Wakil Wali Kota Palangka Raya, Hj Umi Mastikah menyampaikan PSBB yang akan berakhir pada 24 Mei 2020 diputuskan tidak akan diperpanjang.


PALANGKA RAYA – Pemerintah Kota Palangka Raya memutuskan tidak memperpanjang pembatasan sosial berskala besar (PSBB)  yang akan resmi berakhir pada 24 Mei. PSBB di Kota Cantik ini telah diterapkan sejak 11 Mei lalu.

“Hal ini sesuai petunjuk dari bapak Wali Kota Palangka Raya bahwa penerapan PSBB tidak di perpanjang,” kata Wakil Wali Kota Palangka Raya Hj Umi Mastikah, Jumat (22/5/2020).

Namun, berakhirnya PSBB merupakan perjuangan awal pihaknya untuk melanjutkan program yang ada sebelumnya. Yaitu program Pembatasan Skala Kelurahan Humanis (PSKH) yang bertujuan pembatasan terfokus di kelurahan sehingga bisa fokus pada pencegahan penyebaran di zona merah Kelurahan.

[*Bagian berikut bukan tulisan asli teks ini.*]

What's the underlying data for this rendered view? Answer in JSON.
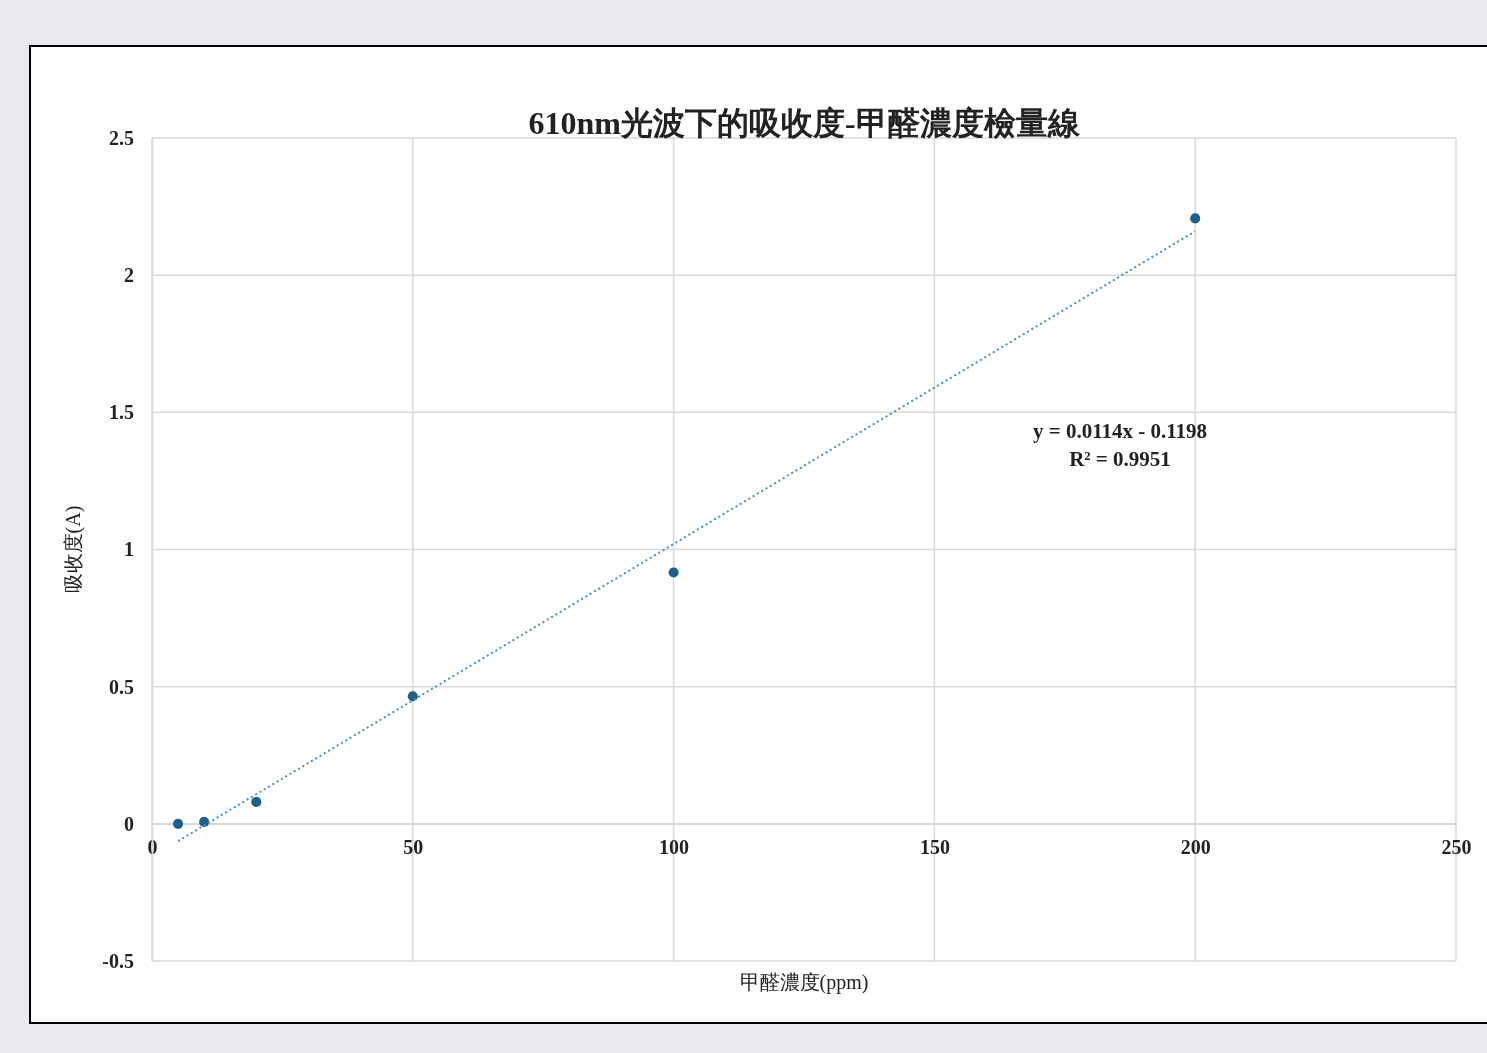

Dijelaskan Umi, diputuskannya tidak memperpanjang PSBB tersebut setelah melalui evaluasi dan berbagai pertimbangan. Di antaranya seperti pusat penyebaran/penularan Covid-19 yang lebih terfokus di wilayah-wilayah tertentu. "Selama PSBB ini kita menemukan bahwa penyebaran COVID-19 ini justu terjadi di satu wilayah yang banyak terjadi mobilitas, salah satunya seperti di Pasar Besar," katanya

Karena itu imbuh dia, selanjutnya penanganan akan lebih difokuskan pada upaya menekan potensi-potensi penyebaran, khususnya pada wilayah-wilayah yang menjadi pusat pergerakan masyarakat seperti kawsan pasar, kelurahan zona merah dan posko lintas batas wilayah.